What I Didn’t Like: Ok, the real big problem I have
is the execution of the idea. I want it
to be a straight forward evil dress picture similar to Christine (killer
car) or The Lift (killer elevator) but instead this takes a more
abstract approach. You know, stuff like
the shop that sells the dress are run by weirdos/witches in black dresses who
masturbate to their pubic hair laden mannequins and they can cause the dress to
move through intense ritual and half way through the movie we switch to a new
set of characters and one of those characters puts people in a trance whenever
he talks in laundry machine repair jargon and what the fuck am I even watching
anymore? At first I thought there was a
damn good film in here but it needed a serious re-edit. Maybe eliminate most of the bizzarro shop
stuff, smooth out the choppy editing during the more exciting scenes and get a
soundtrack that fits better (I do kinda like the music but it doesn’t work that
well with the visuals). But then the
story shifts to a completely different and much less interesting group of
victims and a re-edit isn’t possible anymore.
So a re-write is what’s really needed.
And this is immensely frustrating because writer/director Peter
Strickland (Bjork: Biophilia Live) came up with a bunch of great stuff
that’s ultimately wasted. For instance
the dress brings bad luck to whoever wears it so someone might get attacked by
a dog or get a cut on their arm or lose their job. These incidents pile up turning the victim’s
life into a living hell.
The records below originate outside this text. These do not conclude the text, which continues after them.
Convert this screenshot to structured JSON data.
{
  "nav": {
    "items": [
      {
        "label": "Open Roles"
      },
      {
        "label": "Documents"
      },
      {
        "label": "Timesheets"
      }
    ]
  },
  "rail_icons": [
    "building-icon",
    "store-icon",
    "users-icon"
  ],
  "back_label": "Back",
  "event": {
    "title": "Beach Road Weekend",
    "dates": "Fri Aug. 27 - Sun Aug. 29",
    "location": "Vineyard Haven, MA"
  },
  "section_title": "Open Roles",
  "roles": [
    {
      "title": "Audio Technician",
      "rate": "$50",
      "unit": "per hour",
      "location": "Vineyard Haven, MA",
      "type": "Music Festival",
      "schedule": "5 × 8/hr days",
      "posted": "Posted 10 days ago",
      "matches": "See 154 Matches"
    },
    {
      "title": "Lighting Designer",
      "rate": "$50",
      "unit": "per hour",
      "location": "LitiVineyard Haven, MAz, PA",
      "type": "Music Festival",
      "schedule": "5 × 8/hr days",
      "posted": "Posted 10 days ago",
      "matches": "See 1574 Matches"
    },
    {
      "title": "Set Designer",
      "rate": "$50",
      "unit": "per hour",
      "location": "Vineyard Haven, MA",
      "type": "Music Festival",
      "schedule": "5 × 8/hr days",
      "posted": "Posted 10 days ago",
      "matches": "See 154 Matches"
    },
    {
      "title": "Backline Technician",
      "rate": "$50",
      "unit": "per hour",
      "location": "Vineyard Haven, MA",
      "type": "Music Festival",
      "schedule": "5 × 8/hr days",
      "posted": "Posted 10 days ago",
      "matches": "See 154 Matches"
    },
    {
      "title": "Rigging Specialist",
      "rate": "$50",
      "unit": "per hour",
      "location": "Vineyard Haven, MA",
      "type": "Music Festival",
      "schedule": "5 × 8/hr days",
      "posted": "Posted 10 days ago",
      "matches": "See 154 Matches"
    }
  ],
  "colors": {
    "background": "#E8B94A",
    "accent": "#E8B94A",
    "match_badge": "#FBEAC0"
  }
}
Also, the dress
can’t be destroyed by conventional means.
So when it clearly gets torn or burnt it shows up later as if brand new
from Satan’s sweatshop. And you can’t
wash it. If you try it’ll shake the
laundry machine to pieces. Man, what
fucking awesome ideas. They’re only
touched on briefly though compared to the rest of the runtime which is filled
with awkward conversations not about the dress, the goings on of the
mysterious folks who run the clothing store and other happenings like the
victims’ dreams.
I would love to see this concept done down the middle
because there’s a lot of potential. This
could be miles better than it is.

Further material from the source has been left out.